O novo CPC impôs ao magistrado o dever de, em cada caso concreto, buscar a solução para preencher as omissões, as lacunas e as obscuridades da lei. Primeiro, o imperativo infere-se do art. 4º, da Lei de Introdução às Normas do Direito Brasileiro, segundo o qual “quando a lei for omissa, o juiz decidirá o caso de acordo com a analogia, os costumes e os princípios gerais de direito”. Infere-se, por último, da previsão do art. 140, do CPC, que consagra o princípio da proibição do “non liquet”, ou seja, da vedação da denegação de entrega da tutela jurisdicional, “verbis”: “O juiz não se exime de decidir sob a alegação de lacuna ou obscuridade do ordenamento jurídico”.

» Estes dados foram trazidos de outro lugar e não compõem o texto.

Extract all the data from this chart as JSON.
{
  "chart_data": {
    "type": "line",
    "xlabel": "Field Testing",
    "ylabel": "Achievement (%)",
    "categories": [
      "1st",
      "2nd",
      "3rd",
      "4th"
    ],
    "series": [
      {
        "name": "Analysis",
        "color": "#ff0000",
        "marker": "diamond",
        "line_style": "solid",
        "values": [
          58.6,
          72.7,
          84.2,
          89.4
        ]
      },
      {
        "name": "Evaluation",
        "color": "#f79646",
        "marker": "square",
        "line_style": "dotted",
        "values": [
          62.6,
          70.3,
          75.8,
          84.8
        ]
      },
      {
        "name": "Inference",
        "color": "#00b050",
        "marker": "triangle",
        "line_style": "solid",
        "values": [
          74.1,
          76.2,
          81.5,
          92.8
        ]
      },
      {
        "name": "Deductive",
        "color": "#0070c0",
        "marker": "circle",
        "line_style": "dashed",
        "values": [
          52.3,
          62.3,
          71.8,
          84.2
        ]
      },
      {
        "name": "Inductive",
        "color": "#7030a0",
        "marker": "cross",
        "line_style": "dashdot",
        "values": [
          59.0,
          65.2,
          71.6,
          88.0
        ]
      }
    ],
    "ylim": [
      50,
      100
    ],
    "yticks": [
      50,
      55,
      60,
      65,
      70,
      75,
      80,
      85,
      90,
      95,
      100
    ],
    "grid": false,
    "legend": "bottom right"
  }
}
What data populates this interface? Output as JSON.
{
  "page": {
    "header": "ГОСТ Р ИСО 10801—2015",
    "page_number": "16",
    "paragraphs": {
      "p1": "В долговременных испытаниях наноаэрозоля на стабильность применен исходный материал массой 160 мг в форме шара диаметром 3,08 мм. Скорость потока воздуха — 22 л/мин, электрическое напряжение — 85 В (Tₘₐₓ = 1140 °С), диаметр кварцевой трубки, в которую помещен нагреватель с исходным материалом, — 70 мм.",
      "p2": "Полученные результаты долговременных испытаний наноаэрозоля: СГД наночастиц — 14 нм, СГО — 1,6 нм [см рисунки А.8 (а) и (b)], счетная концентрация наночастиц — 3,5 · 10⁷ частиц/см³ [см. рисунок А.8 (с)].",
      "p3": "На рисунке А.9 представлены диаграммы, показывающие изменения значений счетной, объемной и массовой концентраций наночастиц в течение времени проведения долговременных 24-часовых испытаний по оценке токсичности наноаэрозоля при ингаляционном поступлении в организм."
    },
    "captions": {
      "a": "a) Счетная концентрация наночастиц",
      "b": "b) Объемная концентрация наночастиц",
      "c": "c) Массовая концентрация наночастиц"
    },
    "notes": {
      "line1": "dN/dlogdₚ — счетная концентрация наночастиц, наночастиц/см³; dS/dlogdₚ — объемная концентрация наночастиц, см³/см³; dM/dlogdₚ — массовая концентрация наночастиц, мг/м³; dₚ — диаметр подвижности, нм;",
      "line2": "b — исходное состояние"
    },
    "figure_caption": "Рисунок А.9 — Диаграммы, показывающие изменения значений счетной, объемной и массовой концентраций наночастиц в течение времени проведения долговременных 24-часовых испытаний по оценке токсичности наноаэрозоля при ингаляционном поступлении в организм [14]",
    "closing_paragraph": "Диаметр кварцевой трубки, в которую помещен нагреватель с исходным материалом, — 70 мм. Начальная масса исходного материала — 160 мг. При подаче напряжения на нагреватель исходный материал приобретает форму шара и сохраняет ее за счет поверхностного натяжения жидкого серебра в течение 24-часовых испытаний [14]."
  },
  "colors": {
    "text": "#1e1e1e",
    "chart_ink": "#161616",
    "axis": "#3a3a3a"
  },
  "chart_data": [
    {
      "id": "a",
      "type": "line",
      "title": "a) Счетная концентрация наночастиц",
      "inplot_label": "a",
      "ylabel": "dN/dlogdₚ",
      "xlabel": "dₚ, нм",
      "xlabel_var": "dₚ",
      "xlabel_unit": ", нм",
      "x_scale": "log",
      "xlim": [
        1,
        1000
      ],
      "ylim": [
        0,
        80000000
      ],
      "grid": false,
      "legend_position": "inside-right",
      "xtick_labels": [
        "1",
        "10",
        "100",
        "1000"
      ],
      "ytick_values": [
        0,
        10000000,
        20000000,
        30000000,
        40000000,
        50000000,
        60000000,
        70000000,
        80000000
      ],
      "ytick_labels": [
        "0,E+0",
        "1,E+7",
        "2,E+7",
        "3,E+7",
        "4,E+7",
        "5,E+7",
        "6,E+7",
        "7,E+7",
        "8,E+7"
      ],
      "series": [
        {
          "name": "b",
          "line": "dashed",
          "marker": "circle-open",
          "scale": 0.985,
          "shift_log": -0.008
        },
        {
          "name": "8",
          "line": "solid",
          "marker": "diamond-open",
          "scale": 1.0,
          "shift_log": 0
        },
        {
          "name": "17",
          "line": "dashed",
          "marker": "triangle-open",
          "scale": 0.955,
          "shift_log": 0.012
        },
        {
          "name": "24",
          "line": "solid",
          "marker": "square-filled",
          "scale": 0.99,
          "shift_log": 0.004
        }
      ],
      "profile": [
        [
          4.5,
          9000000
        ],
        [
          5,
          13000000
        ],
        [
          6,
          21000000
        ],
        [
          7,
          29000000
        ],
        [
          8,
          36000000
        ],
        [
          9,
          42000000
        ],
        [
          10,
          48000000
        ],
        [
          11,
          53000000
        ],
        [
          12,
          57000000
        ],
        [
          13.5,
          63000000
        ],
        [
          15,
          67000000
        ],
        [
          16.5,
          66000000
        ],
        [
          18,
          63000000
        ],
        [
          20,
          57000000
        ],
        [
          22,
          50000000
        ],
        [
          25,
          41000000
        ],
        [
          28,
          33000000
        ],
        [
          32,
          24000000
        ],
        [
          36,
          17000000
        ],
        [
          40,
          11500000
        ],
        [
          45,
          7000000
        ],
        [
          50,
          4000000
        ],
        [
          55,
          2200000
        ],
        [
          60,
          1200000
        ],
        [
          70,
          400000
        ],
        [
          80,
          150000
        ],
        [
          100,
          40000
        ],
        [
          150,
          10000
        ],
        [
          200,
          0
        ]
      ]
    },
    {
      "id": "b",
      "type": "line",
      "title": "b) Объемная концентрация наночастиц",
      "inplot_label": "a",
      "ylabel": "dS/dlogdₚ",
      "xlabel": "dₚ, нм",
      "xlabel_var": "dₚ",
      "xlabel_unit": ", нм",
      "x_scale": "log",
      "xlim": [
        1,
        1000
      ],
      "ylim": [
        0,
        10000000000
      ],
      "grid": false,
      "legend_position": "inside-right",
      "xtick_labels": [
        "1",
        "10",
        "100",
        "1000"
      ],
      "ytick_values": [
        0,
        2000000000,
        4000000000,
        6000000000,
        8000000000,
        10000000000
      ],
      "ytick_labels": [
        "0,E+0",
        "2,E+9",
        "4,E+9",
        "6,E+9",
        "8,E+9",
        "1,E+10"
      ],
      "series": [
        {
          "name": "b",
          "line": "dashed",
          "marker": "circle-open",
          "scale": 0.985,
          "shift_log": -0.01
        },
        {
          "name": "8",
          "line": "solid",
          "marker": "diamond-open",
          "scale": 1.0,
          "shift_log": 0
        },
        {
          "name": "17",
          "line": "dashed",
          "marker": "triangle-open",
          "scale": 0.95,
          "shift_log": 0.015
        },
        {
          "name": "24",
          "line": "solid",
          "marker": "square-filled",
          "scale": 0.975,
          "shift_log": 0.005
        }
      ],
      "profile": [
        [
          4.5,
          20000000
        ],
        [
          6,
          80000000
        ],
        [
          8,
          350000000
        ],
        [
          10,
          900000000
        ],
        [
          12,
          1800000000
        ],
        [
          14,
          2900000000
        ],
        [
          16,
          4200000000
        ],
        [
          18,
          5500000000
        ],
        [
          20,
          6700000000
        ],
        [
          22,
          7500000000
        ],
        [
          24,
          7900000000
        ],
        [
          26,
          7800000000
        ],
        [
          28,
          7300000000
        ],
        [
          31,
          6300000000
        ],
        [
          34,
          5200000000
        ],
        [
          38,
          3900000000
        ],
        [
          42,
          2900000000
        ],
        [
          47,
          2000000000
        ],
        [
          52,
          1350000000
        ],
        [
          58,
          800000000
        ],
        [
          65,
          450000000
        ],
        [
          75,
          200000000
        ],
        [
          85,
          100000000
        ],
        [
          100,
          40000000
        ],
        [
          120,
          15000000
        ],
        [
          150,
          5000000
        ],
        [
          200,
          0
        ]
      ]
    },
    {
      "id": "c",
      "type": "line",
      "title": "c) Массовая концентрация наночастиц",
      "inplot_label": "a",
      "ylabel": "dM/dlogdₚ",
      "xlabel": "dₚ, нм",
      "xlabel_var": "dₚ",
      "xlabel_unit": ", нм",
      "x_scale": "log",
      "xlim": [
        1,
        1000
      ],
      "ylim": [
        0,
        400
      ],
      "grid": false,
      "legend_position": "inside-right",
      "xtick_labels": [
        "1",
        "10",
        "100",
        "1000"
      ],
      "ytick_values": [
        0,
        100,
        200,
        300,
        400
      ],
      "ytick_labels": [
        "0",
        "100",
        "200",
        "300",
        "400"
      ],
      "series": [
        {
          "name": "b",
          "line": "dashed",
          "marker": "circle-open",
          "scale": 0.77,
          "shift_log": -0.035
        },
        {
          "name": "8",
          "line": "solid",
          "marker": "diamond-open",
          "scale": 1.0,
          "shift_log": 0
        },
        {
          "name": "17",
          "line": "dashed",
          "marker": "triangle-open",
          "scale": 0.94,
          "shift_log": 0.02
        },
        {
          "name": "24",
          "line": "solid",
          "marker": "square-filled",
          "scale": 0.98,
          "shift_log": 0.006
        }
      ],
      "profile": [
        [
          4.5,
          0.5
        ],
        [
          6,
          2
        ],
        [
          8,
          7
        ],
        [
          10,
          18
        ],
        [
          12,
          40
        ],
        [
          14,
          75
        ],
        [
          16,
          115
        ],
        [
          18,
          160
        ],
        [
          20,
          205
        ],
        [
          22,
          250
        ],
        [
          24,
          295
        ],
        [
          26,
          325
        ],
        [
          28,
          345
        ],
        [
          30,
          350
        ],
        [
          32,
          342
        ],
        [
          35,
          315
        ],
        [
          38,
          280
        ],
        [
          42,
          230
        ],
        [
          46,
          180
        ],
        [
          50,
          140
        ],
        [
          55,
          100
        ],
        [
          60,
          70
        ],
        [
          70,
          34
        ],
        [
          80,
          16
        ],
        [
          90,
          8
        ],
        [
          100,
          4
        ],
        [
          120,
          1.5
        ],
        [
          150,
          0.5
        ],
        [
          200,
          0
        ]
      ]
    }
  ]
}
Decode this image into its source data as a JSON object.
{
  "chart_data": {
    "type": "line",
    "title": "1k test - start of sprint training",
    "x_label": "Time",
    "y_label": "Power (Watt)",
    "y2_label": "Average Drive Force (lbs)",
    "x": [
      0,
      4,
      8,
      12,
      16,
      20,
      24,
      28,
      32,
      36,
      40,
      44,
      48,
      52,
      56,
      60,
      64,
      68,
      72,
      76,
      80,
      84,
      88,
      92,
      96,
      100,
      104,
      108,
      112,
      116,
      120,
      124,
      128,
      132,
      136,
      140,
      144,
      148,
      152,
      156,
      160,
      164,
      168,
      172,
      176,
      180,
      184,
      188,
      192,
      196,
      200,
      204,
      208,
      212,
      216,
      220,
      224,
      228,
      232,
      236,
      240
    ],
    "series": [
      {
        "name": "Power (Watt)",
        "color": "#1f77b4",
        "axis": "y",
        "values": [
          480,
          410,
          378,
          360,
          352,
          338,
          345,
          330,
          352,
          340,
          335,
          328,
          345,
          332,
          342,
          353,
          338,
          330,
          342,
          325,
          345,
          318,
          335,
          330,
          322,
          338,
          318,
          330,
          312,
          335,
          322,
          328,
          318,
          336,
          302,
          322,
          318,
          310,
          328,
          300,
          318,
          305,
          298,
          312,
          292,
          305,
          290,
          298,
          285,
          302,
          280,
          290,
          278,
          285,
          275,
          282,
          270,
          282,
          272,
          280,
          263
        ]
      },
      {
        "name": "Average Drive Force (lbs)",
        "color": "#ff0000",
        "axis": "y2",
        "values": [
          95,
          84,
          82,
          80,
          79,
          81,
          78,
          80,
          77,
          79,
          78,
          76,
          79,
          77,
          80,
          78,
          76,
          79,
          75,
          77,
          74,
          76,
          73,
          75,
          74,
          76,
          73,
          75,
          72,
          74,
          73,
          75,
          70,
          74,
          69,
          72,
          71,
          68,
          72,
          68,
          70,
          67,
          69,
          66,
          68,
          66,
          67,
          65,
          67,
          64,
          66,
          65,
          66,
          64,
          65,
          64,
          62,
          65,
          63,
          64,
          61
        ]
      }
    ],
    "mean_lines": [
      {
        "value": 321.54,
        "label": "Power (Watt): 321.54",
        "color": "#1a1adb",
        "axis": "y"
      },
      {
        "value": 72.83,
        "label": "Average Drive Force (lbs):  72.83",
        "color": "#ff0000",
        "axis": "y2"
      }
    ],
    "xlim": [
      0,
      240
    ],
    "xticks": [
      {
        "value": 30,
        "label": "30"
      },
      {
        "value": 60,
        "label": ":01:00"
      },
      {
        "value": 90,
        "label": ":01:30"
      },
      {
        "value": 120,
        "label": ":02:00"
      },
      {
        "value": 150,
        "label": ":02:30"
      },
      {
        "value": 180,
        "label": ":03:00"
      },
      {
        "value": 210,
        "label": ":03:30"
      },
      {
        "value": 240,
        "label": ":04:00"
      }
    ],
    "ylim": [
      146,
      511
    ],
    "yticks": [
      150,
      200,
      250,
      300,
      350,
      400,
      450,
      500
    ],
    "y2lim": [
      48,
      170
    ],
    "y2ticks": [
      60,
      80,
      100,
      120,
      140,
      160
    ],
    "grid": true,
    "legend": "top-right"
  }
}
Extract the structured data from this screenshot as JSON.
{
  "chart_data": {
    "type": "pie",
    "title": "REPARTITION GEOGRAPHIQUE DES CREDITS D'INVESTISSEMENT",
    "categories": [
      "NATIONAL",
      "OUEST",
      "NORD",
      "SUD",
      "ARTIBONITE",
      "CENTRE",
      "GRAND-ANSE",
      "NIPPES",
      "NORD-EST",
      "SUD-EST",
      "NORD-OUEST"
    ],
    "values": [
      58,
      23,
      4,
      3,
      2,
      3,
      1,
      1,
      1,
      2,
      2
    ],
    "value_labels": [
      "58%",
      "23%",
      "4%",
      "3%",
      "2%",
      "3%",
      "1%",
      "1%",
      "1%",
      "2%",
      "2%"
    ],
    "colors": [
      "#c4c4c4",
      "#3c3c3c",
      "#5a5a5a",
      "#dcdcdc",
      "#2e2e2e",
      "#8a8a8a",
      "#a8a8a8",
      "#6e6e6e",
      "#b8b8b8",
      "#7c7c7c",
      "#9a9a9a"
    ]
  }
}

“Assim sendo - diz Maria Helena Diniz, em sua obra “As lacunas no direito”, 7ª edição, São Paulo, Saraiva -, sempre haverá um direito para quaisquer relações que se instaurarem no convívio social, por mais intricadas, heterogêneas ou excêntricas que sejam”. Em outras palavras, o juiz deve encontrar a regra aplicável na ausência, na lacuna ou na obscuridade da lei, procurando outras fontes para entregar ao jurisdicionado o Direito buscado e almejado.
Por analogia, entende-se em aplicar uma disposição legal a um caso não qualificado normativamente, mas que possui algo semelhante com o fato típico por ela previsto. O uso do costume, por sua vez, entrará em cena quando a lei for omissa e não for possível a utilização da analogia. E os princípios gerais do direito serão invocados pelo juiz quando não houver lei ou costume aplicável ao ponto controvertido.
Por fim, segundo Lenio Luiz Streck, em sua obra “Hermenêutica jurídica e(m) crise: uma exploração hermenêutica da construção do direito”, p. 103, “é necessário distinguir bem as fórmulas ‘lacunas na lei’ e ‘lacunas no direito’”.
É possível, ensina a doutrina, cogitar-se de “lacunas da lei”, quando ocorrente um fato não tipificado no direito legislado. Mas, não em “lacunas no direito”. Porque no Direito haverá sempre uma solução para cada caso concreto como fenômeno de regulação social e fonte inspiradora para a efetivação dos princípios de jurídico, de justo e de justiça.